I think that it is worth looking into how others have solved this problem. For example, one has to first decide whether or not this 25% is an unexpectedly large number, i.e. compute p-values (I am not crazy about p-values in most contexts but here they could serve as a helpful heuristic), as suggested by the CAPscale paper:
As a further option, one may test the hypothesis of either (1) no significant differences in multivariate location among groups (CDA), or (2) no significant relationship with quantitative environmental or other variables (CCorA). This is done by using the trace statistic (sum of canonical eigenvalues (sum of squared canonical correlations; see the Appendix) and obtaining a P value by permutation (e.g., Anderson 2001b).
This seems to be directly implemented as the anova.cca()
function in the vegan package (I believe that they have decided that CAP is a flavor of CCA for that package). I understand the motivation to get % variance as it's intuitive, but in complex statistical analysis of distances it is a little bit less clear what it really means. Some kind of comparison to a null hypothesis is probably necessary to say whether it is meaningful.

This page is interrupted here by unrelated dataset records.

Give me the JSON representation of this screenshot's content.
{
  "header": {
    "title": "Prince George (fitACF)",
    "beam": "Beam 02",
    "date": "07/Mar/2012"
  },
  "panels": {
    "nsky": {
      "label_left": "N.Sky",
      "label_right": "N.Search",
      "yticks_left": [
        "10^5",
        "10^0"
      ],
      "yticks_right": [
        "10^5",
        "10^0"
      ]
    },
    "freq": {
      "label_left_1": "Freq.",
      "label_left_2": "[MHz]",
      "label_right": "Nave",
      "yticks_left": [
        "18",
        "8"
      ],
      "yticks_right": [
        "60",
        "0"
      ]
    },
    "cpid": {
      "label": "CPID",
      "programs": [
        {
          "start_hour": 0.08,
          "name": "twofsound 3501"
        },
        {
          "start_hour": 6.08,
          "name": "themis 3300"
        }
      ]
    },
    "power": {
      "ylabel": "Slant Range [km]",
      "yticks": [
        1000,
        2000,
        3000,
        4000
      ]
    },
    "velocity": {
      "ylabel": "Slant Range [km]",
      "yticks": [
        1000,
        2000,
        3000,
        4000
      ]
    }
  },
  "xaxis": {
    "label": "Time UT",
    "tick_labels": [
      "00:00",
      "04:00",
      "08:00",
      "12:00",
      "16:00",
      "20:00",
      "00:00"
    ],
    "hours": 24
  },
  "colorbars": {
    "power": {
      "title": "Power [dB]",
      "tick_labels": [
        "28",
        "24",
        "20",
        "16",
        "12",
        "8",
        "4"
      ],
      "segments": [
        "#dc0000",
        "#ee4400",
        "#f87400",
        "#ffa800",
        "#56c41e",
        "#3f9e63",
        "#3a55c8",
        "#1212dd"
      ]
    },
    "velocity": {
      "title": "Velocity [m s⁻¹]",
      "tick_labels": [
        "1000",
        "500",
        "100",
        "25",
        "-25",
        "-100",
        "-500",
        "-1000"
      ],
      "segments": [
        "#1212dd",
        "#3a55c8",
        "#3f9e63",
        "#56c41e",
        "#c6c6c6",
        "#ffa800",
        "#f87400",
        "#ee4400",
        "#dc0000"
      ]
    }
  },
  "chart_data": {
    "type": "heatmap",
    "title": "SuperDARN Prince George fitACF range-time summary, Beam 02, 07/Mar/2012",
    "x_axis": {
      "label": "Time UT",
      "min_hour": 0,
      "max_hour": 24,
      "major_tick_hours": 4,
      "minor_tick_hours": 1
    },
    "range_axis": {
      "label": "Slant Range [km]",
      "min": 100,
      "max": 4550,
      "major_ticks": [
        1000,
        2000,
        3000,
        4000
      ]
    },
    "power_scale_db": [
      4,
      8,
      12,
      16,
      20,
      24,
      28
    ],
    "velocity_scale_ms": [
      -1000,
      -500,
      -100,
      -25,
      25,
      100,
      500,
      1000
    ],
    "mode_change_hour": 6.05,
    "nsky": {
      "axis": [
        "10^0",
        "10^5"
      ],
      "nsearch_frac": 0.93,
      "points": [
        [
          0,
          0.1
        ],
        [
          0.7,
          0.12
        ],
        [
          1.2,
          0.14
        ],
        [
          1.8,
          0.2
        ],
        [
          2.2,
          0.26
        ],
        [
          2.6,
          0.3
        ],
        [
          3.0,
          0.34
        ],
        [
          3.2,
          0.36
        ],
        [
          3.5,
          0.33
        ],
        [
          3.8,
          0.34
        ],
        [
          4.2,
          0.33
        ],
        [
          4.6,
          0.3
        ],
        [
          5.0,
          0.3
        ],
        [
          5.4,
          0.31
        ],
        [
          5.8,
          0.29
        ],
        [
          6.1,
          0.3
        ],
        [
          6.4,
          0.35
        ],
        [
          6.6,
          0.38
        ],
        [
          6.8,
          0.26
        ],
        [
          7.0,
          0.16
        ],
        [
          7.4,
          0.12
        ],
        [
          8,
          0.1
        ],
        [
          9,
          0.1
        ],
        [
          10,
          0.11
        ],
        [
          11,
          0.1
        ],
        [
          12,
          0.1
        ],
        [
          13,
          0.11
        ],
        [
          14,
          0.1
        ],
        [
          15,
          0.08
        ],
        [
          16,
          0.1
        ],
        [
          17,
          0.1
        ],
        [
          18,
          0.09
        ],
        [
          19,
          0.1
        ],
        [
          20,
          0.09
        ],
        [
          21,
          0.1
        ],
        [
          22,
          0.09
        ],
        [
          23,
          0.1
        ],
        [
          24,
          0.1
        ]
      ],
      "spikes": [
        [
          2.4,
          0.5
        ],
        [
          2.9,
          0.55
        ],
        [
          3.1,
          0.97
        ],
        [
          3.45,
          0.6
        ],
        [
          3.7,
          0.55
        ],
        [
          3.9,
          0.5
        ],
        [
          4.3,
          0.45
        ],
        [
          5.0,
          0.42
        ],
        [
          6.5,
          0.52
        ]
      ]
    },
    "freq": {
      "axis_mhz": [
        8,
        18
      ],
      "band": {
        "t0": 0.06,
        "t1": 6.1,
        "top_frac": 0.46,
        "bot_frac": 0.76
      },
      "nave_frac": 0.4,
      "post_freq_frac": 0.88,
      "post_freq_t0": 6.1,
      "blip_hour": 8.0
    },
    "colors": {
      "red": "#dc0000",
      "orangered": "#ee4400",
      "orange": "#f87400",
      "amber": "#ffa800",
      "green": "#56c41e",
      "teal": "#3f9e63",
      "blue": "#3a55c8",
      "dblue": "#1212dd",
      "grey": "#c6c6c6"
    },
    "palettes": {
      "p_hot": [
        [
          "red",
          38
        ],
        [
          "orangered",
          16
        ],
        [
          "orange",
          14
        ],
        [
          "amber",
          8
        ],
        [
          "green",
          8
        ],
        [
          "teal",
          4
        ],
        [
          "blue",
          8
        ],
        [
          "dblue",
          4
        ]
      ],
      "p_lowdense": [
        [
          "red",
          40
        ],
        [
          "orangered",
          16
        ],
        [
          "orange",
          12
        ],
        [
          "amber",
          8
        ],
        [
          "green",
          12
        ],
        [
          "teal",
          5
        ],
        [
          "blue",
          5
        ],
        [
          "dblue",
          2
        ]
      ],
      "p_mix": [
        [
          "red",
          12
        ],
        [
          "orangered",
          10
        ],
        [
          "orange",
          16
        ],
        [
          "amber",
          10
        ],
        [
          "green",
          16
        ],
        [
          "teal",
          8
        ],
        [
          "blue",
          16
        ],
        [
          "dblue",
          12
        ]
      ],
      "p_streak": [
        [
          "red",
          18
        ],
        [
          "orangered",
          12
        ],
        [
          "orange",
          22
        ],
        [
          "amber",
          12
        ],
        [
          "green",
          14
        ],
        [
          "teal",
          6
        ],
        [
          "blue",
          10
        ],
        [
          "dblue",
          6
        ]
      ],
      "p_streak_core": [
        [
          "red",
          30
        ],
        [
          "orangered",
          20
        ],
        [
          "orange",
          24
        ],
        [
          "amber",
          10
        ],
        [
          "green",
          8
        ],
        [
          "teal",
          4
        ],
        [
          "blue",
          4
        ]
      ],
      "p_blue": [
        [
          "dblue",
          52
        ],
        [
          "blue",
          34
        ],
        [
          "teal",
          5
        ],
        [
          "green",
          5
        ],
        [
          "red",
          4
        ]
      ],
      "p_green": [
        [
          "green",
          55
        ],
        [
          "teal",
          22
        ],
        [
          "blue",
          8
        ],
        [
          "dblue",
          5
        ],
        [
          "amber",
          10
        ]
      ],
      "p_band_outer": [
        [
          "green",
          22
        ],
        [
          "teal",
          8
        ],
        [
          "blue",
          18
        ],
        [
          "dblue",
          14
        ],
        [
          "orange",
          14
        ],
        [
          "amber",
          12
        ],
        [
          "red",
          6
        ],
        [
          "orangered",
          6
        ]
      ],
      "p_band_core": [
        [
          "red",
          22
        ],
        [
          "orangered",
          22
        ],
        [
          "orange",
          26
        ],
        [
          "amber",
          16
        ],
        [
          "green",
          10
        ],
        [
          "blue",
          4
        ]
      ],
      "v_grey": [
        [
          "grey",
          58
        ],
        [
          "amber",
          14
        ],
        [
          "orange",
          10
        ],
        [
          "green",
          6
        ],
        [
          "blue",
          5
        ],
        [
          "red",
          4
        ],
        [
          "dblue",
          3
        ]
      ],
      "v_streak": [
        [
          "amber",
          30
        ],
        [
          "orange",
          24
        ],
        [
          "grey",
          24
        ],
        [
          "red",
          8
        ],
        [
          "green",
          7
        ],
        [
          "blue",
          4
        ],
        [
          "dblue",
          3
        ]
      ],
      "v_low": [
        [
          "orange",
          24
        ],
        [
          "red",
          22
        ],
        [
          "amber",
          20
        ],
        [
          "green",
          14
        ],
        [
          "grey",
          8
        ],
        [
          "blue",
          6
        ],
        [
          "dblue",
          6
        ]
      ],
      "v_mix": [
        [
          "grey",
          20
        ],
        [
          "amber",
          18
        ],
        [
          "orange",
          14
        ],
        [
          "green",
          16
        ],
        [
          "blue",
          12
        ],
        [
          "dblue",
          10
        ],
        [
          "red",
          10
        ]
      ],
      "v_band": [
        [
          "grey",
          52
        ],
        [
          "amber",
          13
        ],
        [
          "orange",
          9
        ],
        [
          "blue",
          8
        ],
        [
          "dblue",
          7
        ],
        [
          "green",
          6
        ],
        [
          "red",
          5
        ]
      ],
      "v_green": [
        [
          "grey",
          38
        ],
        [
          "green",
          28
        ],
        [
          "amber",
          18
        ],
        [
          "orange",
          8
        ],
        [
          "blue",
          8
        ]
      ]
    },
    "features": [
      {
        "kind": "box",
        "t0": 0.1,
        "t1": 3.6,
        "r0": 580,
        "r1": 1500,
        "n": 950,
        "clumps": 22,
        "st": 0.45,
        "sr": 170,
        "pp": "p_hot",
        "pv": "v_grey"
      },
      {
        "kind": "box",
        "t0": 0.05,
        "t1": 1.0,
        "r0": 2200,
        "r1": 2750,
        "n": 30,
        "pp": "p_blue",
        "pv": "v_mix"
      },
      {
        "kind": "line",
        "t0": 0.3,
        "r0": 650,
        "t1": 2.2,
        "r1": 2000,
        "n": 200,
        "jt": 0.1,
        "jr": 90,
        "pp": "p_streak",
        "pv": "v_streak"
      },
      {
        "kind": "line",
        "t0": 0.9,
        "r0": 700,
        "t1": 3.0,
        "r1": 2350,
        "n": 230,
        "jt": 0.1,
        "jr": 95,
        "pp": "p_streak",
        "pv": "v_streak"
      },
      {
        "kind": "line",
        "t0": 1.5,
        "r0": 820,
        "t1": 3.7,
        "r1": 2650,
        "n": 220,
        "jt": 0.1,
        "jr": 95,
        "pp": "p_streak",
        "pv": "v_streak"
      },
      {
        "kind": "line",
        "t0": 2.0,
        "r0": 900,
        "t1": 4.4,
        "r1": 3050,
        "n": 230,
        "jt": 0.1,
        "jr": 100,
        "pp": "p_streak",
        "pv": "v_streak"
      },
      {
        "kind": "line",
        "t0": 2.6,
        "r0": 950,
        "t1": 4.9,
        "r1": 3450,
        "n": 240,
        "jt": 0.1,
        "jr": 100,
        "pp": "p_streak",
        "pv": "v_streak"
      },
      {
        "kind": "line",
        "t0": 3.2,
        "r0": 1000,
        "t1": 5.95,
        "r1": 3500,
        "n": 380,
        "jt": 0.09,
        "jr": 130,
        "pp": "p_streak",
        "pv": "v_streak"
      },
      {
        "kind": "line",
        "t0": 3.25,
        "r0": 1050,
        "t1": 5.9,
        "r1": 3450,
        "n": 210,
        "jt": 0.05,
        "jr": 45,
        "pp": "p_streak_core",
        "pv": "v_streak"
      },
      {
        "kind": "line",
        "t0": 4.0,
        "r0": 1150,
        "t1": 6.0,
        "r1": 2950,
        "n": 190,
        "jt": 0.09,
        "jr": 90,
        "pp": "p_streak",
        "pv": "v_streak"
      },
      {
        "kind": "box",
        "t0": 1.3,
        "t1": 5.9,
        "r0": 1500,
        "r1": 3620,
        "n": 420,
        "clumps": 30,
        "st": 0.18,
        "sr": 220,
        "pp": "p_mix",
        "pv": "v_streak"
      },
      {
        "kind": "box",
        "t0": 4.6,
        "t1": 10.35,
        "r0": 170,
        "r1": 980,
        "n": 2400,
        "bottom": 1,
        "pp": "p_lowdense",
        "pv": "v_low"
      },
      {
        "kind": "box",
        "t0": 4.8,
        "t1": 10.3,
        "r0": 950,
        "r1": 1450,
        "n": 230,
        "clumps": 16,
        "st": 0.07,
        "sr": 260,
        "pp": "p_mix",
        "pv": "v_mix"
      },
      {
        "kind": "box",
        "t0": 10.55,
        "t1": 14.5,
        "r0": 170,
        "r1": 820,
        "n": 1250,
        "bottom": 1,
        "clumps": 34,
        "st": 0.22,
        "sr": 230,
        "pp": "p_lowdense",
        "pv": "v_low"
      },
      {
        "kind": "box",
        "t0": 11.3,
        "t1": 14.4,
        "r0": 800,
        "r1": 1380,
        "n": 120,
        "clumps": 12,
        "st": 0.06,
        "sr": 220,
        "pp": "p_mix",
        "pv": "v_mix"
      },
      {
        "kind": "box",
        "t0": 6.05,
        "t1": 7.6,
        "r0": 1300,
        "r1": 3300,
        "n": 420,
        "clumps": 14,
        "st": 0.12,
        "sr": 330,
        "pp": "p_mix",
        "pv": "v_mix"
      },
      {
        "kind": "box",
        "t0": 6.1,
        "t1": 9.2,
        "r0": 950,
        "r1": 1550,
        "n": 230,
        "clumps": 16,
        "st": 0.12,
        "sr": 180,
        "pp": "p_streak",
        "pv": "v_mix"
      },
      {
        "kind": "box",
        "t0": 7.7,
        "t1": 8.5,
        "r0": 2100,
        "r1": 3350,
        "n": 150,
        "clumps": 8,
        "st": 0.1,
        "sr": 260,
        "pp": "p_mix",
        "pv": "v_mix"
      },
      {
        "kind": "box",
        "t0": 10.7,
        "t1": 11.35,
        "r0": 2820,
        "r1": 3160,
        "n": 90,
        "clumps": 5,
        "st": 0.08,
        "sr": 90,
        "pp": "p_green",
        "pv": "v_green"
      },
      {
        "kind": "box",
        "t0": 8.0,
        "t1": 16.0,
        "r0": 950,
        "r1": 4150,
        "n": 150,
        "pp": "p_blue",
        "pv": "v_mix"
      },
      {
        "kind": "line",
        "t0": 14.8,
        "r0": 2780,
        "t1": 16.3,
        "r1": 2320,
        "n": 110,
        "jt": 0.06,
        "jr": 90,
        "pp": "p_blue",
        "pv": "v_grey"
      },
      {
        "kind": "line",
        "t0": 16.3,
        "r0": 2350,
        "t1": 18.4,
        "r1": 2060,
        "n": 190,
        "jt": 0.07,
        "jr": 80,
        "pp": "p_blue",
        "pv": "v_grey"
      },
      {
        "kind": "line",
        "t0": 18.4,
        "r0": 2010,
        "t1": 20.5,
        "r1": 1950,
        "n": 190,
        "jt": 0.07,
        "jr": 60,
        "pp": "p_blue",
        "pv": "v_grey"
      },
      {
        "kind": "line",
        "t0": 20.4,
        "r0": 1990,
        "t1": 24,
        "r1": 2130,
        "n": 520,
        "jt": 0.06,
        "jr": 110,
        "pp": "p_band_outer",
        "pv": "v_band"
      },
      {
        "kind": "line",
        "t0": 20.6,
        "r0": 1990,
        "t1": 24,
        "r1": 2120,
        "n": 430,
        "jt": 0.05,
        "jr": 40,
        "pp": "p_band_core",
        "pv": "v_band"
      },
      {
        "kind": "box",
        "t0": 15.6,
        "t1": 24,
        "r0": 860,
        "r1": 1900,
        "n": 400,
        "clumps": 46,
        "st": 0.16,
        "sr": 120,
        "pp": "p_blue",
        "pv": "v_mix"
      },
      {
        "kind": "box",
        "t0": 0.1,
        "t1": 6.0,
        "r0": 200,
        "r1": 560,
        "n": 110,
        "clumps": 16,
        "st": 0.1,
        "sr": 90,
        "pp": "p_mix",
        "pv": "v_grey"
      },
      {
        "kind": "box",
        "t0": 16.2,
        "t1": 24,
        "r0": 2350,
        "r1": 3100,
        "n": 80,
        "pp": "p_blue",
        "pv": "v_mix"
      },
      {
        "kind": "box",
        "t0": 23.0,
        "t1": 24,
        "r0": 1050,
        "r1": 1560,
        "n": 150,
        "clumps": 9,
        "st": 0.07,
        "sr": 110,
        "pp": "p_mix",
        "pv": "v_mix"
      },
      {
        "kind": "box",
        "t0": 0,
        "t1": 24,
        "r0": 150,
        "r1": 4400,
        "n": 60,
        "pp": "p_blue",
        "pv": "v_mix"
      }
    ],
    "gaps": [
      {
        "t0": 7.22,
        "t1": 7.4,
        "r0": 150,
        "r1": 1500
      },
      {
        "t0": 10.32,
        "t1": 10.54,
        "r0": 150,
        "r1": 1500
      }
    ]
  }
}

For how others have approached similar questions you can see this discussion. For other implementations that may be more user-friendly, you might consider the vegan package, which is a richer toolbox for ordination in ecology (even if it is less focused on metagenomics). Here is the CAPscale function in vegan. The phyloseq authors have correctly decided to build large pieces of phyloseq out of vegan, so I think that you can pass phyloseq back into vegan functions and e.g. use those analyses directly on your cap_ord
object. But see that link for more info.
For a little more easy-to-understand background on statistics of distance methods (particularly in microbiomes), you might see here.